Harrowing journey sadly continues

Mines Rescue enter the Pike River Mine for the first time since the mine explosions. Photo by...
Mines Rescue enter the Pike River Mine for the first time since the mine explosions. Photo by Iain McGregor/The Press.
It was impossible not to be moved by the harrowing victim impact statements read during Pike River Coal Ltd's sentencing hearing in the Greymouth District Court this week.

Almost three years on, the emotional trauma of the families bereaved by the November 19, 2010 coal mine explosions which killed 29 men remains palpable. Their grief and despair, and reports of the difficulties faced by many in their day-to-day lives, was hard to hear - clearly even for Judge Jane Farish. Their belief that Pike River Coal has not taken full responsibility for the tragedy was obvious, as was their frustration and anger.

Kath Monk, supported by husband Bernie and daughter Olivia, called the loss of their son Michael a ''shattering experience'' and said they ''lived a nightmare''. Sam Mackie's mother Beth said of the loss of her only child: ''My life is a horror movie''. Allan Dixon's partner Robin Henna said: ''Anger is part of my life. I don't trust anything any more.''

Tammie O'Neill said of her late husband Peter: ''I have difficulty sleeping ... wondering what he was thinking, did he suffer, and what went wrong.''

Kane Nieper's wife Chloe's statement read: ''Kalani [Kane's son] asks about Daddy every single day. He says Daddy is up in the sky on his surfboard - it's ripped our hearts out.''

They and others talked or wrote about health problems, sleeping problems, uncontrollable crying, reliance on medication or hospitalisations, and difficulties doing their jobs and holding their households together.
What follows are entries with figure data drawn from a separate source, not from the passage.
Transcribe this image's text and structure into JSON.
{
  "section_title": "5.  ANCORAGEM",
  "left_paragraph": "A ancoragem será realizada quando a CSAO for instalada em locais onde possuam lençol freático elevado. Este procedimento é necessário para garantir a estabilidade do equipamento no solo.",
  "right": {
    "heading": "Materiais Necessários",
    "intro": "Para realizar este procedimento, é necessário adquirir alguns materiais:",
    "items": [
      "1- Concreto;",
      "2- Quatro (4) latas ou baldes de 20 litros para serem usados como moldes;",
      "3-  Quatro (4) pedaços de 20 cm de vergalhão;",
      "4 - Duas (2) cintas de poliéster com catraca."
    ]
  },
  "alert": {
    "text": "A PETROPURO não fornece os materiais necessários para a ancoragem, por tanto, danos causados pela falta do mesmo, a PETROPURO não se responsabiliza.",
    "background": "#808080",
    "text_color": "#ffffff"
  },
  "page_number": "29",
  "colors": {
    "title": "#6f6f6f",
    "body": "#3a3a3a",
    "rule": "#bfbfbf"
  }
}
And they spoke of the safety concerns held by their men in the days and weeks leading up to the accident.

Judge Farish yesterday ordered reparation of $3.41 million be paid - $110,000 for each of the 29 victims and the two survivors - and fined the company $760,000 on the nine charges laid by the former Department of Labour (assumed by the Ministry of Business, Innovation and Employment) under the Health and Safety in Employment Act. The company was found guilty on the charges in April.

Judge Farish said she was satisfied there was the means for reparation to be paid, although it remains uncertain how that can be the case with the company in receivership, creditors first in the queue for other funds and apparently only $500,000 available to pay to families from the company's $2 million liability insurance cover, an amount slammed as woefully inadequate.

Judge Farish will have voiced the feelings of many with her reported comment ''it seems morally unjust that this company, within months of this incident occurring, can shut up shop without doing anything to provide for these men's families''. It should be noted Pike River and majority shareholder New Zealand Oil and Gas did contribute $1 million to funds set up for the benefit of the families and provided other support. But already there have been calls for NZOG or the Government to pay the compensation, for legislative change that would put families at the front of the compensation queue and enable directors to be pursued for compensation if their company cannot pay in cases of negligence, and even for a corporate manslaughter law.

The sentence may bring to a close another chapter in the journey for these families, but it is by no means the end of the story. The process involved in receiving any payment may not be straightforward, the trial of former Pike River Coal chief executive Peter Whittall is scheduled to start in Wellington next year, some may be involved in making submissions on or following the progress of the the Health and Safety (Pike River Implementation) Bill as it passes through Parliament aiming to implement the recommendations of the Royal Commission on the Pike River Coal Mine tragedy, and of course there is the ongoing fight to ''bring home'' the Pike River 29.

Presenting her victim impact statement on Thursday, Anna Osborne broke down when talking about trying to bring home the remains of her husband, Milton: ''I so desperately need closure.''

Sadly, there is more yet for the families to endure in an ongoing tragedy that Ministry of Business Innovation and Employment lawyer Mark Zarifeh has labelled the ''employer-related disaster of a generation''.